A part of this can be attributed to how deeply entrenched our structures and systems and worldviews have become since, pretty much, the Industrial Revolution.  

It’s a dirty slate problem: with no clean slate available, we’re faced with the challenge of charting a new course from within the old. And that’s proven harder than we might have imagined.

But beyond the embeddedness of our fossil fuel reliance, deforestation, consumption and accumulation that underlies so much of our invisible everyday life in the western world, Freud points to a deeper, emotional resistance to the idea that this world may not be forever.

Photo: Peter Rudwell. Cinemagraph: Carol Linnitt

When faced with the impermanence of the things we love, Freud writes, our instinct is to respond in one of two ways: despondency or denial.

But by challenging us to face the world’s impermanence, Freud charts a path for a third way.

Back in the garden with his poet and philosopher friends, Freud is perplexed by their sadness in response to the beauty of their surroundings.

Sure, he thinks, “A time may indeed come when the pictures and statues we admire today may crumble to dust … or a geological epoch may even arrive when all animate life upon the earth ceases.”

But these inevitabilities don’t diminish the value of art or life, do they? So what could account for the despair of his companions?

“Some powerful emotional factor was at work which was disturbing their judgment,” Freud discovered. “What spoilt their enjoyment of beauty must have been a revolt in their minds against mourning.”

They were experiencing, Freud discovers at last, anticipatory mourning. The poet and philosopher were feeling despair at the loss of something — even before it was lost.

The idea of anticipatory mourning has become a touchstone concept in deciphering the complex feelings associated with ecological grief. Stress, fear, anxiety, alienation and solastalgia are common responses to the disfiguring and erosion of the world as we know it in the Anthropocene, or the ‘age of man.’

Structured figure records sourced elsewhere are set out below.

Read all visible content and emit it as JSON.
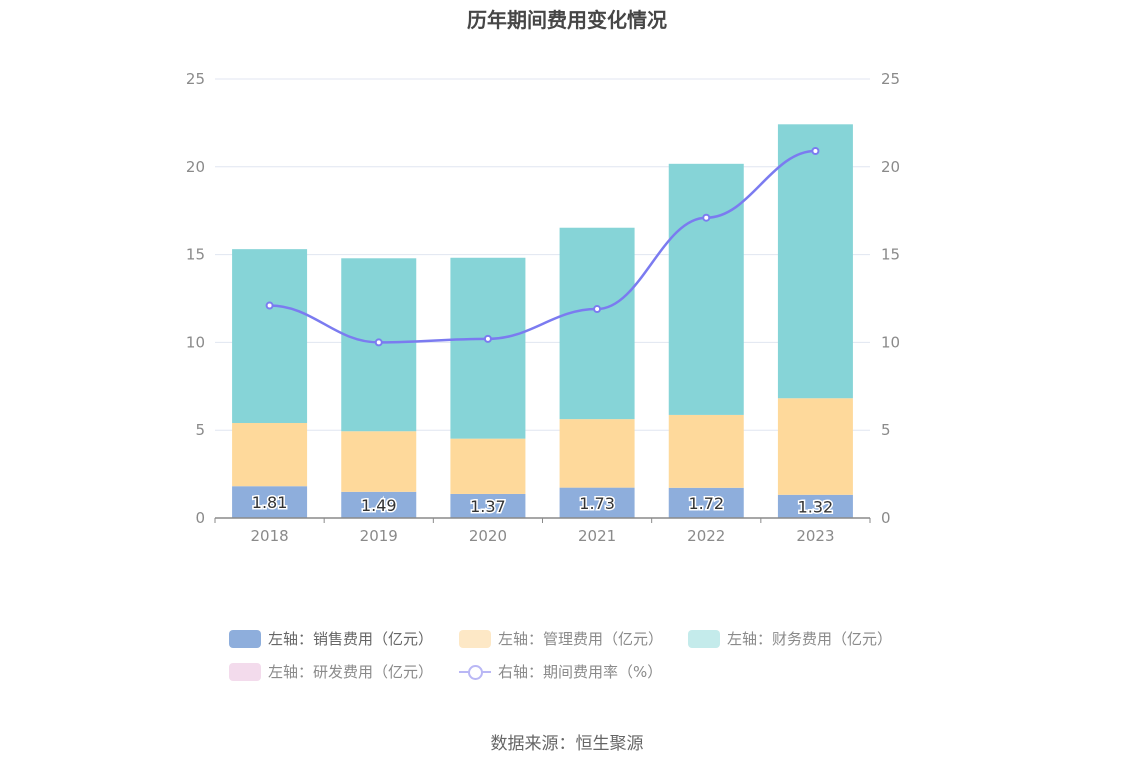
{
  "title": "历年期间费用变化情况",
  "source": "数据来源：恒生聚源",
  "legend": [
    {
      "label": "左轴：销售费用（亿元）",
      "color": "#8eaedc"
    },
    {
      "label": "左轴：管理费用（亿元）",
      "color": "#fde8c6"
    },
    {
      "label": "左轴：财务费用（亿元）",
      "color": "#c4ebeb"
    },
    {
      "label": "左轴：研发费用（亿元）",
      "color": "#f3dbec"
    },
    {
      "label": "右轴：期间费用率（%）",
      "color": "#b9b7f5"
    }
  ],
  "chart_data": {
    "type": "bar",
    "stacked": true,
    "categories": [
      "2018",
      "2019",
      "2020",
      "2021",
      "2022",
      "2023"
    ],
    "series": [
      {
        "name": "左轴：销售费用（亿元）",
        "axis": "left",
        "color": "#8eaedc",
        "values": [
          1.81,
          1.49,
          1.37,
          1.73,
          1.72,
          1.32
        ],
        "labels": [
          "1.81",
          "1.49",
          "1.37",
          "1.73",
          "1.72",
          "1.32"
        ]
      },
      {
        "name": "左轴：管理费用（亿元）",
        "axis": "left",
        "color": "#fed99b",
        "values": [
          3.6,
          3.45,
          3.15,
          3.9,
          4.15,
          5.5
        ]
      },
      {
        "name": "左轴：财务费用（亿元）",
        "axis": "left",
        "color": "#86d4d7",
        "values": [
          9.9,
          9.85,
          10.3,
          10.9,
          14.3,
          15.6
        ]
      },
      {
        "name": "左轴：研发费用（亿元）",
        "axis": "left",
        "color": "#f3dbec",
        "values": [
          0,
          0,
          0,
          0,
          0,
          0
        ]
      },
      {
        "name": "右轴：期间费用率（%）",
        "axis": "right",
        "type": "line",
        "color": "#7b7bf0",
        "values": [
          12.1,
          10.0,
          10.2,
          11.9,
          17.1,
          20.9
        ]
      }
    ],
    "y_left": {
      "min": 0,
      "max": 25,
      "ticks": [
        "0",
        "5",
        "10",
        "15",
        "20",
        "25"
      ]
    },
    "y_right": {
      "min": 0,
      "max": 25,
      "ticks": [
        "0",
        "5",
        "10",
        "15",
        "20",
        "25"
      ]
    },
    "grid": true,
    "legend_position": "bottom"
  }
}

Scientists describe dramatic declines in biodiversity as one of nine critical breaches in the earth’s planetary boundaries alongside climate change, pollution, loss of freshwater and ocean acidification.

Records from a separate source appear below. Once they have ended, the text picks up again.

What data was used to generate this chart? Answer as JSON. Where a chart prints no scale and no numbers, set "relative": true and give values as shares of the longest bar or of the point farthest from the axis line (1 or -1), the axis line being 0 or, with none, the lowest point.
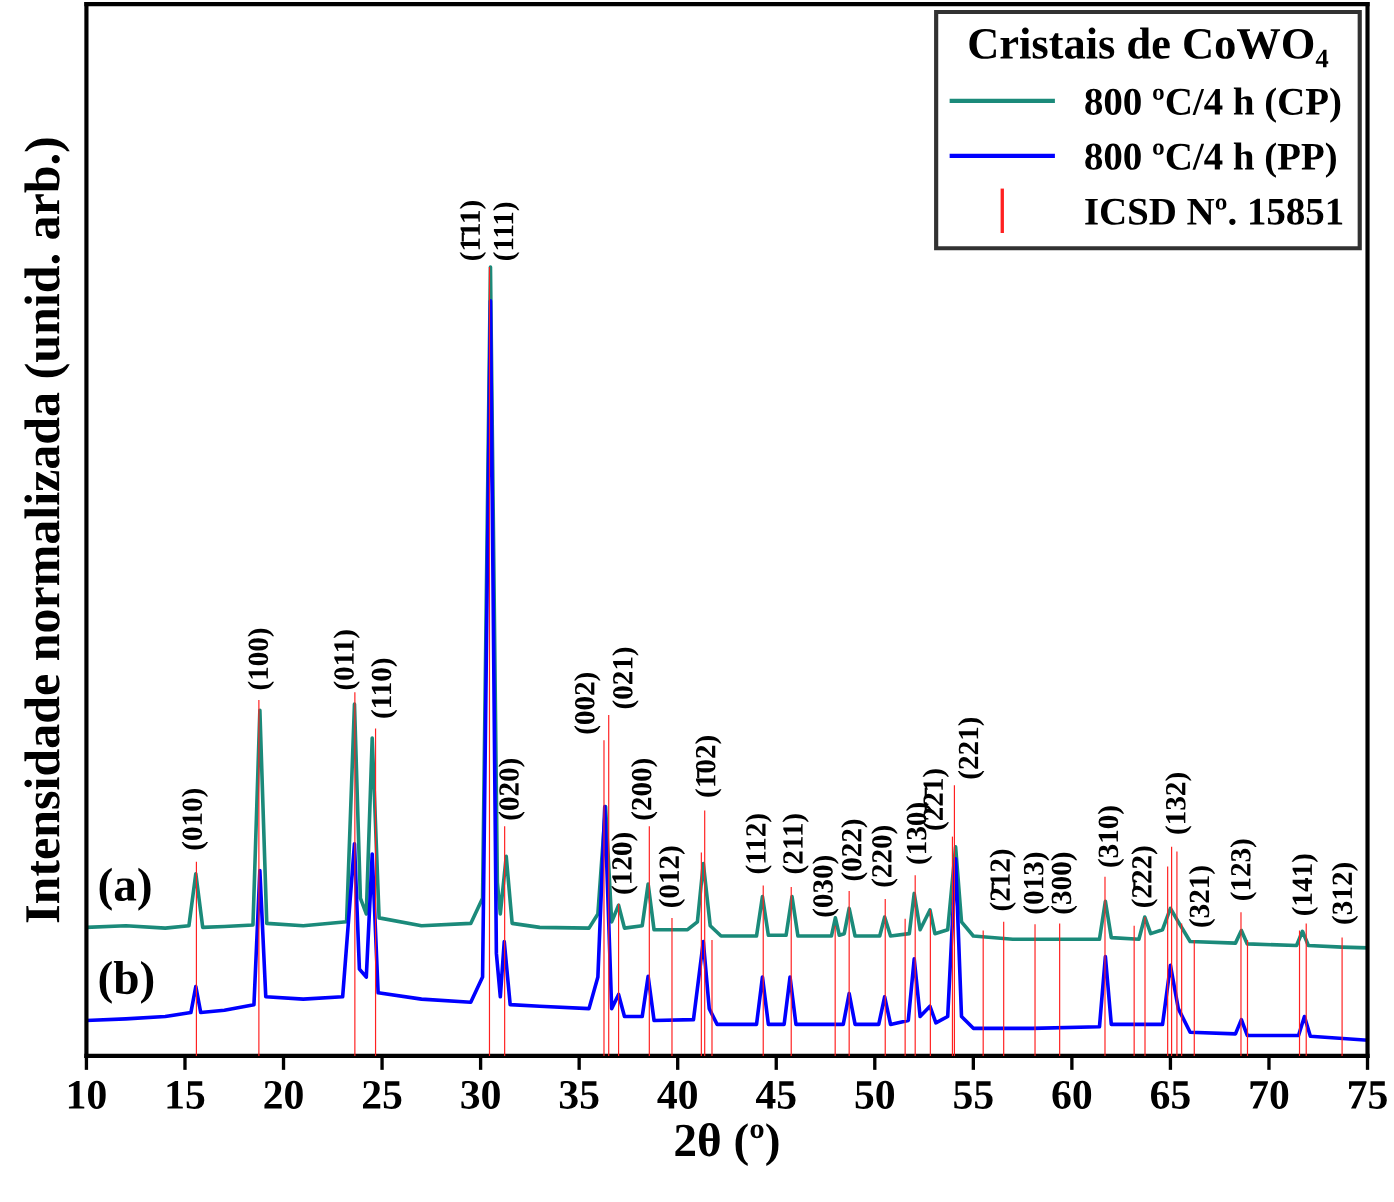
{
  "chart_data": {
    "type": "line",
    "relative": true,
    "xlabel": "2θ (º)",
    "ylabel": "Intensidade normalizada (unid. arb.)",
    "legend_title": "Cristais de CoWO₄",
    "legend": "top right",
    "grid": false,
    "tick_labels": "x",
    "xlim": [
      10,
      75
    ],
    "xticks": [
      10,
      15,
      20,
      25,
      30,
      35,
      40,
      45,
      50,
      55,
      60,
      65,
      70,
      75
    ],
    "series": [
      {
        "name": "800 ºC/4 h (CP)",
        "color": "#1b8a7a",
        "x": [
          10,
          12,
          14,
          15.2,
          15.55,
          15.9,
          17,
          18.45,
          18.8,
          19.15,
          21,
          23.2,
          23.6,
          23.9,
          24.2,
          24.5,
          24.85,
          27,
          29.5,
          30.1,
          30.5,
          30.85,
          31.0,
          31.3,
          31.6,
          33,
          35.5,
          35.95,
          36.34,
          36.65,
          37.0,
          37.3,
          38.2,
          38.5,
          38.8,
          40.5,
          41.0,
          41.3,
          41.65,
          42.2,
          44.0,
          44.3,
          44.6,
          45.5,
          45.8,
          46.1,
          47.8,
          48.0,
          48.2,
          48.45,
          48.7,
          49.0,
          50.25,
          50.5,
          50.8,
          51.75,
          52.0,
          52.3,
          52.8,
          53.05,
          53.7,
          54.1,
          54.4,
          55,
          57,
          59,
          61.4,
          61.7,
          62.0,
          63.4,
          63.7,
          64.0,
          64.6,
          65.0,
          65.4,
          66,
          68.3,
          68.6,
          68.9,
          71.4,
          71.7,
          72.0,
          73.7,
          75
        ],
        "values": [
          0.163,
          0.165,
          0.162,
          0.165,
          0.231,
          0.163,
          0.164,
          0.166,
          0.438,
          0.168,
          0.165,
          0.17,
          0.446,
          0.2,
          0.18,
          0.403,
          0.175,
          0.165,
          0.168,
          0.2,
          1.0,
          0.22,
          0.18,
          0.253,
          0.168,
          0.163,
          0.162,
          0.18,
          0.316,
          0.17,
          0.191,
          0.162,
          0.165,
          0.218,
          0.16,
          0.16,
          0.17,
          0.244,
          0.165,
          0.152,
          0.152,
          0.202,
          0.153,
          0.153,
          0.202,
          0.152,
          0.152,
          0.175,
          0.153,
          0.155,
          0.187,
          0.152,
          0.152,
          0.176,
          0.152,
          0.155,
          0.206,
          0.16,
          0.185,
          0.155,
          0.16,
          0.265,
          0.17,
          0.152,
          0.148,
          0.148,
          0.148,
          0.196,
          0.15,
          0.148,
          0.176,
          0.155,
          0.16,
          0.187,
          0.17,
          0.145,
          0.143,
          0.159,
          0.142,
          0.14,
          0.158,
          0.14,
          0.138,
          0.137
        ]
      },
      {
        "name": "800 ºC/4 h (PP)",
        "color": "#0000ff",
        "x": [
          10,
          12,
          14,
          15.3,
          15.55,
          15.8,
          17,
          18.5,
          18.8,
          19.1,
          21,
          23,
          23.6,
          23.85,
          24.2,
          24.5,
          24.8,
          27,
          29.5,
          30.1,
          30.5,
          30.8,
          31.0,
          31.2,
          31.5,
          33,
          35.5,
          35.95,
          36.3,
          36.65,
          37.0,
          37.3,
          38.2,
          38.5,
          38.8,
          40.8,
          41.3,
          41.6,
          42,
          44.0,
          44.3,
          44.6,
          45.4,
          45.7,
          46,
          48.4,
          48.7,
          49,
          50.2,
          50.5,
          50.8,
          51.7,
          52.0,
          52.3,
          52.8,
          53.1,
          53.7,
          54.1,
          54.4,
          55,
          58,
          61.4,
          61.7,
          62,
          64.6,
          65.0,
          65.4,
          66,
          68.3,
          68.6,
          68.9,
          71.5,
          71.8,
          72.1,
          75
        ],
        "values": [
          0.045,
          0.047,
          0.05,
          0.055,
          0.088,
          0.055,
          0.058,
          0.065,
          0.235,
          0.075,
          0.072,
          0.075,
          0.269,
          0.11,
          0.1,
          0.256,
          0.08,
          0.072,
          0.068,
          0.1,
          0.957,
          0.13,
          0.075,
          0.145,
          0.065,
          0.063,
          0.06,
          0.1,
          0.316,
          0.06,
          0.078,
          0.05,
          0.05,
          0.101,
          0.045,
          0.046,
          0.145,
          0.06,
          0.04,
          0.04,
          0.1,
          0.04,
          0.04,
          0.1,
          0.04,
          0.04,
          0.079,
          0.04,
          0.04,
          0.075,
          0.04,
          0.045,
          0.123,
          0.05,
          0.063,
          0.042,
          0.05,
          0.25,
          0.05,
          0.035,
          0.035,
          0.037,
          0.126,
          0.04,
          0.04,
          0.115,
          0.06,
          0.03,
          0.028,
          0.046,
          0.026,
          0.026,
          0.05,
          0.025,
          0.02
        ]
      },
      {
        "name": "ICSD Nº. 15851",
        "type": "bar",
        "color": "#ff2020",
        "x": [
          15.58,
          18.75,
          23.62,
          24.67,
          30.45,
          31.22,
          36.26,
          36.5,
          37.0,
          38.56,
          39.71,
          41.2,
          41.37,
          41.74,
          44.34,
          45.76,
          47.99,
          48.7,
          50.53,
          51.54,
          52.05,
          52.82,
          53.94,
          54.04,
          55.5,
          56.54,
          58.13,
          59.38,
          61.68,
          63.16,
          63.71,
          64.86,
          65.06,
          65.33,
          65.57,
          66.21,
          68.58,
          68.91,
          71.55,
          71.89,
          73.71
        ],
        "values": [
          0.246,
          0.451,
          0.461,
          0.415,
          1.0,
          0.291,
          0.4,
          0.432,
          0.193,
          0.291,
          0.175,
          0.258,
          0.311,
          0.147,
          0.216,
          0.214,
          0.165,
          0.209,
          0.199,
          0.174,
          0.229,
          0.185,
          0.278,
          0.343,
          0.159,
          0.17,
          0.167,
          0.168,
          0.227,
          0.165,
          0.176,
          0.24,
          0.265,
          0.259,
          0.168,
          0.147,
          0.182,
          0.147,
          0.159,
          0.168,
          0.15
        ]
      }
    ],
    "annotations": [
      "(a)",
      "(b)",
      {
        "text": "(010)",
        "x": 15.5,
        "y": 0.253
      },
      {
        "text": "(100)",
        "x": 18.85,
        "y": 0.456
      },
      {
        "text": "(011)",
        "x": 23.2,
        "y": 0.456
      },
      {
        "text": "(110)",
        "x": 25.1,
        "y": 0.42
      },
      {
        "text": "(1̄11)",
        "x": 30.45,
        "y": 1.0
      },
      {
        "text": "(111)",
        "x": 30.45,
        "y": 1.0
      },
      {
        "text": "(020)",
        "x": 31.57,
        "y": 0.291
      },
      {
        "text": "(002)",
        "x": 36.26,
        "y": 0.4
      },
      {
        "text": "(021)",
        "x": 36.5,
        "y": 0.432
      },
      {
        "text": "(120)",
        "x": 37.3,
        "y": 0.197
      },
      {
        "text": "(200)",
        "x": 38.3,
        "y": 0.291
      },
      {
        "text": "(012)",
        "x": 39.7,
        "y": 0.18
      },
      {
        "text": "(1̄02)",
        "x": 41.55,
        "y": 0.32
      },
      {
        "text": "(112)",
        "x": 44.1,
        "y": 0.223
      },
      {
        "text": "(211)",
        "x": 45.98,
        "y": 0.223
      },
      {
        "text": "(030)",
        "x": 47.5,
        "y": 0.168
      },
      {
        "text": "(022)",
        "x": 48.96,
        "y": 0.214
      },
      {
        "text": "(220)",
        "x": 50.49,
        "y": 0.206
      },
      {
        "text": "(130)",
        "x": 52.25,
        "y": 0.235
      },
      {
        "text": "(2̄2̄1)",
        "x": 53.94,
        "y": 0.278
      },
      {
        "text": "(221)",
        "x": 54.04,
        "y": 0.343
      },
      {
        "text": "(2̄12)",
        "x": 56.49,
        "y": 0.176
      },
      {
        "text": "(013)",
        "x": 58.19,
        "y": 0.172
      },
      {
        "text": "(300)",
        "x": 59.6,
        "y": 0.172
      },
      {
        "text": "(310)",
        "x": 61.98,
        "y": 0.231
      },
      {
        "text": "(2̄22)",
        "x": 63.68,
        "y": 0.18
      },
      {
        "text": "(132)",
        "x": 65.4,
        "y": 0.273
      },
      {
        "text": "(321)",
        "x": 66.6,
        "y": 0.155
      },
      {
        "text": "(123)",
        "x": 68.7,
        "y": 0.189
      },
      {
        "text": "(141)",
        "x": 71.82,
        "y": 0.17
      },
      {
        "text": "(312)",
        "x": 73.85,
        "y": 0.159
      }
    ]
  }
}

The world-as-we-know it is radically transforming. While the Holocene, the geologic epoch in which the entirety of human history has taken place, was characterized by its stability, the Anthropocene is a time of fundamental instability, unpredictability and change.

Even now as the world’s official bodies deliberate on what to call our new epoch — the Anthropocene? The Capitalocene? The Catastrophozoic era? — it’s becoming more clear that the gut instinct reactions of despondency and denial won’t get us far.

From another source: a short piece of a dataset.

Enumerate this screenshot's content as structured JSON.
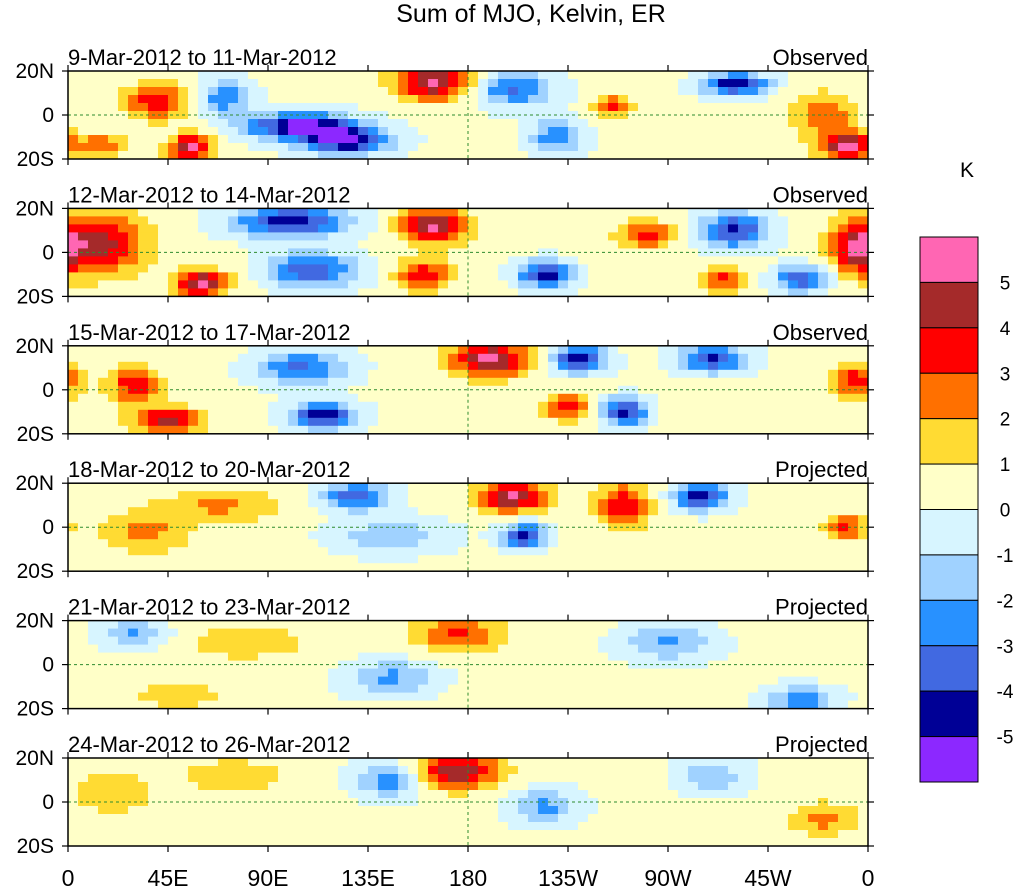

But just as the view of earth from space prompted a radical conceptual shift in our understanding of this planet, so too can our evolving understanding of extinction offer a radical renewal of our sense of what it means to be human in this shared world.

But in order for that to happen, we must overcome the resistance we mount to our own mourning.

Mourning is something of a riddle, Freud says. And yet it’s critical to understanding where and how we invest our love (our, ahem, libidinal energies).

Imagine for a moment, you’re watching your children play in the front yard. An errant ball makes its way to the street and your daughter runs after it. A car is coming her way. With your voice stuck in your throat you begin to cry out as the car swerves, only just sparing her life. In the moments and maybe days that follow you are highly attuned to your child’s impermanence, maybe your entire family’s impermanence. Maybe too, your own.

It is a nauseating moment of recognition. But that foretaste of loss allows you to see with raw clarity how truly mortal, fleeting life is.

It’s the acknowledgement of that mortality that allows you, for a moment in time, to properly regard your daughter for the transient creature she is. She is a garden in bloom.

To see her or that garden in any other way is to not see them at all.

The Extinction Report offers us a similar moment to hold the world’s riches in this proper regard.

In his essay, Freud writes that the war “showed us how ephemeral were many things that we had regarded as changeless.”

What becomes crucial is our ability to attune ourselves to the world in its ephemeral state.

For otherwise, have we really ever loved the world at all?